The Book of Mormon contains religious writings of some civilizations in ancient America between about 2200 b.c. and a.d. 420. The book also includes an eyewitness account of the ministry of Jesus Christ on the American continent following His resurrection in Jerusalem.
Restoration of Priesthood Authority
Apostles and prophets in all ages have had authority from God, called priesthood, to act in His name. The original Twelve Apostles of the New Testament received the priesthood under the hands of the Savior Himself, but with their deaths the priesthood authority of the apostleship disappeared from the earth. An essential component of Christ’s church being restored, therefore, was the reestablishment of this priesthood authority, which was accomplished in 1829.
In May of that year, John the Baptist appeared to Joseph Smith and his associate Oliver Cowdery and gave them the Aaronic Priesthood, with the authority to baptize and perform other ordinances. Shortly thereafter, three of the original Apostles - Peter, James, and John - appeared to Joseph and Oliver and gave them the authority of the holy apostleship. With the restoration of priesthood authority, Joseph organized The Church of Jesus Christ of Latter-day Saints with six initial members.

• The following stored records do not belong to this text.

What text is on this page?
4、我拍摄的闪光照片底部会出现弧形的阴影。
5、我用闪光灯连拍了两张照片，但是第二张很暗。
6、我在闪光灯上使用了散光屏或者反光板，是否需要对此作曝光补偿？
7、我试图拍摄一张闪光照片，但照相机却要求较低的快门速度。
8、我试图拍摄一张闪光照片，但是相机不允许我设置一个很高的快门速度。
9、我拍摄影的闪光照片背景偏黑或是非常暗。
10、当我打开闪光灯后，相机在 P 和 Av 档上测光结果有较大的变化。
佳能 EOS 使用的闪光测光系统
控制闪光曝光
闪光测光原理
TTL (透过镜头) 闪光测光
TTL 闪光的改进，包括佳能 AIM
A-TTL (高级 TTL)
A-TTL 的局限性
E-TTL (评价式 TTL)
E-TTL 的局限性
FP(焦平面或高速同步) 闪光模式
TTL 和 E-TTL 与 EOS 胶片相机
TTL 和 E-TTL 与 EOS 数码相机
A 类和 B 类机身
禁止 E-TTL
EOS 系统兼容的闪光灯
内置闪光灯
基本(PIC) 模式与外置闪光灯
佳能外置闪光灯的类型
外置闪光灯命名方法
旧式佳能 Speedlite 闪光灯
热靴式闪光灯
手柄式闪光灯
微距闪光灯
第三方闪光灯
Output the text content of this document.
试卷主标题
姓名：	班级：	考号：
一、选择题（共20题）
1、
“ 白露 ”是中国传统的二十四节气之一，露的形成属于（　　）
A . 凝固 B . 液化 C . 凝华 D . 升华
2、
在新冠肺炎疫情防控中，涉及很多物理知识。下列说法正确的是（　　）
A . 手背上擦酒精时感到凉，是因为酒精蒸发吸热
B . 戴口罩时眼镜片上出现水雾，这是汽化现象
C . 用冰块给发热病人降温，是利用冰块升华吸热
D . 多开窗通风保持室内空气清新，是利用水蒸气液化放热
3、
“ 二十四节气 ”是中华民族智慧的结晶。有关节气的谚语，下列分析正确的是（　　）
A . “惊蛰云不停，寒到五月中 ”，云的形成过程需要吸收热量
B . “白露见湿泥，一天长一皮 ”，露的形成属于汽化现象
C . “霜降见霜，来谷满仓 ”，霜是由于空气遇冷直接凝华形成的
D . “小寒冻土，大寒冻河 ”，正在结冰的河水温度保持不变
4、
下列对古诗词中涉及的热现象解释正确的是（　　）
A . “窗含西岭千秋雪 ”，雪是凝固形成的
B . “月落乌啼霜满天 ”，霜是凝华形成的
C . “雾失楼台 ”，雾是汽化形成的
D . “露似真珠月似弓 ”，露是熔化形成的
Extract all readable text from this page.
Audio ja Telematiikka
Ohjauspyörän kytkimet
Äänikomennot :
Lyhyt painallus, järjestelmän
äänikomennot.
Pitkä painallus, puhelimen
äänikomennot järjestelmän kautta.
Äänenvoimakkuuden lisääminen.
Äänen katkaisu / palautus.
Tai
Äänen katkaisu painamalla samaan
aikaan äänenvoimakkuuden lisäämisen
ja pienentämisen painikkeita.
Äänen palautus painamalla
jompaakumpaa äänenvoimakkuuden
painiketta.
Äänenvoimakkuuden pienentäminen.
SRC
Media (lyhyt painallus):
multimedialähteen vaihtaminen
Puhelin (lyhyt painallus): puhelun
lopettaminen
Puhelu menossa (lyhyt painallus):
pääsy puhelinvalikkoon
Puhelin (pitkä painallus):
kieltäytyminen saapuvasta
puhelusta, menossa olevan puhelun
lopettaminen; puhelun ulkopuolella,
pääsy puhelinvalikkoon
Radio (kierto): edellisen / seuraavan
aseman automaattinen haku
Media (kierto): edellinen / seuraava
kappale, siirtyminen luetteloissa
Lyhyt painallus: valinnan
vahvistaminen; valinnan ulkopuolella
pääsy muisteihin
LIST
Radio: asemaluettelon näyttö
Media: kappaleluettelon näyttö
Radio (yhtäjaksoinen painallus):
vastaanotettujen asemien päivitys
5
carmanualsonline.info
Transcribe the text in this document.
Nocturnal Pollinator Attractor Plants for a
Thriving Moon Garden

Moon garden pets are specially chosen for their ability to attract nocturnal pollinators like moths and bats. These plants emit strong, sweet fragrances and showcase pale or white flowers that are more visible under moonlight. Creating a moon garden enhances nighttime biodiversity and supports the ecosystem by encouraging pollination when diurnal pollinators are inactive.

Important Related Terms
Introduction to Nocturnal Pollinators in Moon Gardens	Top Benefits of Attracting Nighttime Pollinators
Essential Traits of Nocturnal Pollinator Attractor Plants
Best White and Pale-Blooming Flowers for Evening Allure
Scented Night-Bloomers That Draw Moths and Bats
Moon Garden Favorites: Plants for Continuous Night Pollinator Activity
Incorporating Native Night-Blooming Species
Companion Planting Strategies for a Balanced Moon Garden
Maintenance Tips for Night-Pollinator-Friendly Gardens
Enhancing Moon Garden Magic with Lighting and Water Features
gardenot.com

Like the ancient Church, The Church of Jesus Christ of Latter-day Saints is a missionary church, the purpose for which is to gather Israel from the four quarters of the earth. From the outset, missionaries were active in the United States, and in less than ten years, in England and parts of Europe. Converts gathered to the main body of the Church as fast as their circumstances allowed.
Unfortunately, there was also serious opposition to the Church and its message. To escape persecution and to affect the gathering of Israel, Church headquarters moved several times in the first decade-from New York where it was organized, to Ohio, Missouri, and then Illinois. In 1839 the Latter-day Saints established the community of Nauvoo (Illinois) on a tract of inhospitable swampland bordering the Mississippi River. By 1844 Nauvoo rivaled Chicago in population. But mounting suspicion and anxiety within neighboring communities fed an atmosphere of extreme agitation and distrust. Newspapers in neighboring towns began to call for the Latter-day Saints’ extermination.
At the height of this turmoil, Joseph Smith and his brother Hyrum were shot to death by an armed mob in nearby Carthage, Illinois.
Brigham Young and the Westward Trek
As the senior member of the Quorum of the Twelve Apostles — the second-highest governing body of the Church — Brigham Young succeeded Joseph Smith as the leader of the Church. In February of 1846, he led the initial group of Latter-day Saints across the frozen Mississippi River into the Iowa territory. The Mormon pioneers eventually made their historic trek to the remote Valley of the Great Salt Lake. Members of Brigham Young’s advance party led the way, arriving on 22 July 1847.
During the next 22 years, an estimated 68,000 Latter-day Saints filtered into this Great Basin refuge. Some crossed in wagons, but between 1856 and 1860, ten companies of nearly 3,000 men, women, and children walked to the American Zion pulling handcarts. From the Salt Lake Valley, Brigham Young directed the establishment of more than 350 communities in western America.
Into the Modern Era
When Utah gained statehood on 4 January 1896, Church membership totaled a quarter of a million, most of it in Utah. When Church membership reached a million in 1947, one hundred years after the exodus from Nauvoo, it was still largely North American. After 1947, however, the Utah proportion of membership began to shrink almost as rapidly as worldwide growth accelerated.
Currently, less than 14 percent of all Church members reside in Utah, and fewer than 45 percent of Church members live in the United States. At the end of 2010, the worldwide membership of the Church stood at 14.1 million.